Rigondeaux is also former Olympic champion and from the same boxing breed as other great Cuban Olympic stars like Kindelan, Teofilo Stevenson and Felix Savon. But unlike them he has shed the shackles of communism to live in the US and now boxes out of Miami.
During his amateur days, Rigondeaux was recognised as the finest boxer on the planet. He has two Olympic titles: Sydney 2000 and Athens 2004; and two world amateur crowns, in 2001 and 2005.
Now he is the world’s best super-bantamweight, a former champion so dangerous at 35 that both Carl Frampton and Scott Quigg opted to avoid him and instead fight each other.
So Liverpool’s own Jazza Dickens unhesitatingly steps in where they fear to tread.
I had hoped to secure the unbeaten Rigondeaux to fight here a year ago but we could not come to terms with his previous managements ridiculous terms.

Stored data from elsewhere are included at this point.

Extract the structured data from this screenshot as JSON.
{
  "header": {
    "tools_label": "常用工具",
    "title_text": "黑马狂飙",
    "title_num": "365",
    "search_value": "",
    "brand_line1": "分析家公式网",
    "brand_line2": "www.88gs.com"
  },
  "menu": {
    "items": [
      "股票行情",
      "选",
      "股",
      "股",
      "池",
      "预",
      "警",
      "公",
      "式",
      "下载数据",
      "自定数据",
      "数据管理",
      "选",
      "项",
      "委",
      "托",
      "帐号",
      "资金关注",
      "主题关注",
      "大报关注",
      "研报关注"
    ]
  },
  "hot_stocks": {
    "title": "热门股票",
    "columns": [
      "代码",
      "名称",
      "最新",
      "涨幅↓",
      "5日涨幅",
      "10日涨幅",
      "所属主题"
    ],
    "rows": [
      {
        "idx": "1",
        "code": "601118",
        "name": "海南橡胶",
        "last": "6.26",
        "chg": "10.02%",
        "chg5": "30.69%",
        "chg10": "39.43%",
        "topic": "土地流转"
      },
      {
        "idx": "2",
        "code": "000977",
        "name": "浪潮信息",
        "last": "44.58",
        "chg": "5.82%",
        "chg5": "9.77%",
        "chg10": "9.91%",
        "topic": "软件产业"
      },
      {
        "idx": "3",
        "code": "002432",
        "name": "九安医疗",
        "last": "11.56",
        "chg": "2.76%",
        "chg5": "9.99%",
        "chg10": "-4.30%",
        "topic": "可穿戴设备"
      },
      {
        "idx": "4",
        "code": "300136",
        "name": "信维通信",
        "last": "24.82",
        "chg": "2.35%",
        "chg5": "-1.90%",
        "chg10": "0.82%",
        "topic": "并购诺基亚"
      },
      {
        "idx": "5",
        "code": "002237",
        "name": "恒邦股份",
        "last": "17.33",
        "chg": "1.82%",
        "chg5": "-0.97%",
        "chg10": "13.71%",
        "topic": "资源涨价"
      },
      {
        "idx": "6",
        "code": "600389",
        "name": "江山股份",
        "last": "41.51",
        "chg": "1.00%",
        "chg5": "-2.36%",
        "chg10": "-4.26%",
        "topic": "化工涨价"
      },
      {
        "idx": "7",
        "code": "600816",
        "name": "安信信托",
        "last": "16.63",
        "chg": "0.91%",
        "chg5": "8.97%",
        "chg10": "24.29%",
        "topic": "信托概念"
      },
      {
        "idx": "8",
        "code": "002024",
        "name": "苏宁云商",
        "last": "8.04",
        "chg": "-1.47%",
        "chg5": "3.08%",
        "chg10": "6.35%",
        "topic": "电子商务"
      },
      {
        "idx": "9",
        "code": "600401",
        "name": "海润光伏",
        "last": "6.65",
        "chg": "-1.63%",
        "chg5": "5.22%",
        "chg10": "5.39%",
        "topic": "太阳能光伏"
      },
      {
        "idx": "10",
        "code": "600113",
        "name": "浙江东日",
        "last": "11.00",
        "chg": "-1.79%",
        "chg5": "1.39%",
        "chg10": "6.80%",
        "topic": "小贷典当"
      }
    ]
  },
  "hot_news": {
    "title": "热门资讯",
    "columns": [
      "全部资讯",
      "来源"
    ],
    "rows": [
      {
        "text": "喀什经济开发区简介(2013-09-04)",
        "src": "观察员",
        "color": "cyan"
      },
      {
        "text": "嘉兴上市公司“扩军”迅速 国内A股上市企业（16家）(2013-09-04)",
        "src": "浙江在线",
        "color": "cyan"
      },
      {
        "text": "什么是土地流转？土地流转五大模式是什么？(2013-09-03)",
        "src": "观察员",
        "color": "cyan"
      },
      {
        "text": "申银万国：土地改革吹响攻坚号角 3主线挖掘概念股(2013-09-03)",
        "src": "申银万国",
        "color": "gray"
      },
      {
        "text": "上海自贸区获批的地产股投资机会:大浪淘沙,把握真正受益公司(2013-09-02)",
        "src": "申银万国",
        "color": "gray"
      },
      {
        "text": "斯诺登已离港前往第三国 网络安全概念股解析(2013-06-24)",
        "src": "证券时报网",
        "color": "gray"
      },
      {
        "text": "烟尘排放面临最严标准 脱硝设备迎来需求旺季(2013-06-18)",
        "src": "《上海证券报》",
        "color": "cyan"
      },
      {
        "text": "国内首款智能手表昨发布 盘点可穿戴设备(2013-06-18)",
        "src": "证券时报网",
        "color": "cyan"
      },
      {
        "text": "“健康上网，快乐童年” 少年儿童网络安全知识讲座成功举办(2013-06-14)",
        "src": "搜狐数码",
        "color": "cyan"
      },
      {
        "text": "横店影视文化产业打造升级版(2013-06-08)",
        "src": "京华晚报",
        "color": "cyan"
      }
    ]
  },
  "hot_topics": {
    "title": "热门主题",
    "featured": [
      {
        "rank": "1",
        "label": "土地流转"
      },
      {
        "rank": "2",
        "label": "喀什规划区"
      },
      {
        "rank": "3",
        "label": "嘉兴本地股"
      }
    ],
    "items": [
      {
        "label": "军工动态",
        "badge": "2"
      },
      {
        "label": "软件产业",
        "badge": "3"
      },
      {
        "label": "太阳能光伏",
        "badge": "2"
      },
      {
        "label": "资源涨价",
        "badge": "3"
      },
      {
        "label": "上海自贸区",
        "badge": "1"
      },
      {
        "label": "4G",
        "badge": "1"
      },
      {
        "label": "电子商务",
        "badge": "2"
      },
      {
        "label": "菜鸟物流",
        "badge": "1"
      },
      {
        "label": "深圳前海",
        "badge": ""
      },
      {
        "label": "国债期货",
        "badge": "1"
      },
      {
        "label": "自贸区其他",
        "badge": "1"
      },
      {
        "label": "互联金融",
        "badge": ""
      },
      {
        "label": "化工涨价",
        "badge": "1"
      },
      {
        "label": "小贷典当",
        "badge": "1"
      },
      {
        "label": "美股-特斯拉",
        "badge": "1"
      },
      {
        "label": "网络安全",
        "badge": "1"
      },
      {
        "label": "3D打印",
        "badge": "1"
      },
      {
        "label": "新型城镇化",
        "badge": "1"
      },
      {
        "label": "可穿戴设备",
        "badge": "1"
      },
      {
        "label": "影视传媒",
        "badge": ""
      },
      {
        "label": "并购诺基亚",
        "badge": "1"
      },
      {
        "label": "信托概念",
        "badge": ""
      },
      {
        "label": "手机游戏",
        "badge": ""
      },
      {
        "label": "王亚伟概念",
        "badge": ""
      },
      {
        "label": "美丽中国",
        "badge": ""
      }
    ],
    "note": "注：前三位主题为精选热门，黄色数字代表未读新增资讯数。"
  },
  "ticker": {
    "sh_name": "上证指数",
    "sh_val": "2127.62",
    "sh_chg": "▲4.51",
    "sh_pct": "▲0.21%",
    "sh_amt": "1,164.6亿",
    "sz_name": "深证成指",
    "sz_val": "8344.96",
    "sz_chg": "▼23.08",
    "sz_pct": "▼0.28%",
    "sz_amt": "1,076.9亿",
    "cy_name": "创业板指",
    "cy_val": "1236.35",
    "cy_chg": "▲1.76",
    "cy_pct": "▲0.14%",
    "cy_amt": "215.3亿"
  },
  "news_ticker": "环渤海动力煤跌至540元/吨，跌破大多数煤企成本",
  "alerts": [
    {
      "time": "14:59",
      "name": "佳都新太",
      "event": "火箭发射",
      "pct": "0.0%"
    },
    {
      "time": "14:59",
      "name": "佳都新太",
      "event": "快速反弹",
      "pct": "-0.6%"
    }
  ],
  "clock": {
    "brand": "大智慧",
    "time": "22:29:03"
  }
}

However Queensberry Promotions and BoxNation are now working well with his new team at Roc Nation and have done the deal for him to face Dickens in a ten rounder in support of the Terry Flanagan–Derry Mathews WBO world lightweight title bill-topper.
When we offered Jazza the fight he couldn’t say yes quick enough, saying that for him it is a true-life Rocky story.
Fingers crossed that Jazza can do an Amir and pull off a sensational victory over Cuba’s finest. If so it will be cigars all round. Cuban, of course!